Киноповести | страница 15



Даже не изменив положения, Ольга все так же сидит на кровати.

— Вы меня зачем звали, Бобылева? — спрашивает Семен после паузы.

— Вы взяли мой браунинг. Отдайте… Садитесь, пожалуйста, товарищ Примак, — вдруг быстро и неуверенно говорит Ольга. — Если не брезгуете…

— Нет. Сидеть мне у вас не стоит. Сколько времени вы в партии? Тринадцать лет?

— Зачем так издалека подъезжать, Примак, — грубо отвечает Ольга. — Хочешь спросить, почему я, партизанка, член партии, боевая баба, надумала… Так прямо и спрашивай!

За окном на улице, сначала где-то далеко, а потом все ближе и ближе, поют песню:

Прощай, продольна коренная.
Прощай ты, Запад и Восток,
Прощай, Маруся-ламповая,
И ты, товарищ тормозной.

— Из партии вы меня теперь исключите, мое дело конченое, и нечего обо мне говорить! — кричит Ольга.

Семен ходит по комнате из угла в угол, мимо стола, застланного газетой, мимо комода, подпертого кирпичом.

— У вас стакана чая не найдется? В горле пересохло.

Ольга быстро встает.

— Чаю?.. Можно… Сейчас будем чай пить.

Она подходит к полке, к комоду, роется в ящиках, оглядывает стол. Смущенно подходит к Семену, вертит в руках железную кружку.

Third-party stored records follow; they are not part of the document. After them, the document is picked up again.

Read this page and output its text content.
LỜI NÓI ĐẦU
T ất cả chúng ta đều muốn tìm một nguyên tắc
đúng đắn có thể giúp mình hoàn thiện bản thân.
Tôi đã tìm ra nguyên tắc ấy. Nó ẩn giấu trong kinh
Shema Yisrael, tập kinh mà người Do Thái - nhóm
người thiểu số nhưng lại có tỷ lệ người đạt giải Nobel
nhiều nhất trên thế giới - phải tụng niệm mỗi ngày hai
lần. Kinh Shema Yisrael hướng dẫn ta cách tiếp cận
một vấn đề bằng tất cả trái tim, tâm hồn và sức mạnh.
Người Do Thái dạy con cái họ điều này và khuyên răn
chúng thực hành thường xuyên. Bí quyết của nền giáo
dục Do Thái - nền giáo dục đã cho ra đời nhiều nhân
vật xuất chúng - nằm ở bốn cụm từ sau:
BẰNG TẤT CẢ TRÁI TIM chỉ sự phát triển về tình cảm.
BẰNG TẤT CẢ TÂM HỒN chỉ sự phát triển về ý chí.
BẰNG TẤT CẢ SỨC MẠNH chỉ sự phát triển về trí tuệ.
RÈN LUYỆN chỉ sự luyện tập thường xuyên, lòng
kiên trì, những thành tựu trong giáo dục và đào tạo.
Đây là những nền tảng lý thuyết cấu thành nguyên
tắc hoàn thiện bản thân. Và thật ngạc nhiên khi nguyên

— Сахару нет… И вот стакана второго нет, перебились все — не заметила… Чуб хороший, товарищ Примак… Верно, хороший…

Ольга садится на кровать. И вдруг быстро начинает говорить:

— Но трудно так… Хочется, чтобы семья… взяться за руки, поговорить обо всем… Чтобы скатерть белая… Чтобы как у людей… Но ведь не нужно это никому! Вы, наверное, тоже против — разложение, мол, мещанство…

Так говорит Ольга, говорит точно сама с собой, и обводит глазами свою пустую комнату.

— А что это за человек у вас тут был?

Ольга вспыхивает.

— Григорий? Я с ним раньше жила. Давно… Девчонкой еще… Теперь привязывается. (Пауза.) В пивной стаканы тогда мыла. Потом сбежала… В восемнадцатом пошла в партизанский отряд. Потом армия… Потом опять родные места. (Пауза.) И встретился тут один человек. Крепкий большевик. Преданный… Уважала… Полюбила. А жизни не вышло… Все разложиться боялся… Социализм строил. Меня и то счастливой не умел сделать. А как же всю-то страну?..

Семен ходит из угла в угол большими шагами, задерживаясь на поворотах. За окном, теперь уже совсем рядом, поют:

Прощайте, здания большие,
Прощай, рудничные края,
Прощайте, глазки голубые,
Прощайте, все вы, навсегда…

Семен садится на край подоконника.

— Можете заведовать отделом коммунального хозяйства, Бобылева?

Ольга молчит.

— Ну как? — спрашивает Семен. — Ты ведь, кажется, год просишься на работу. Говоришь, скучно.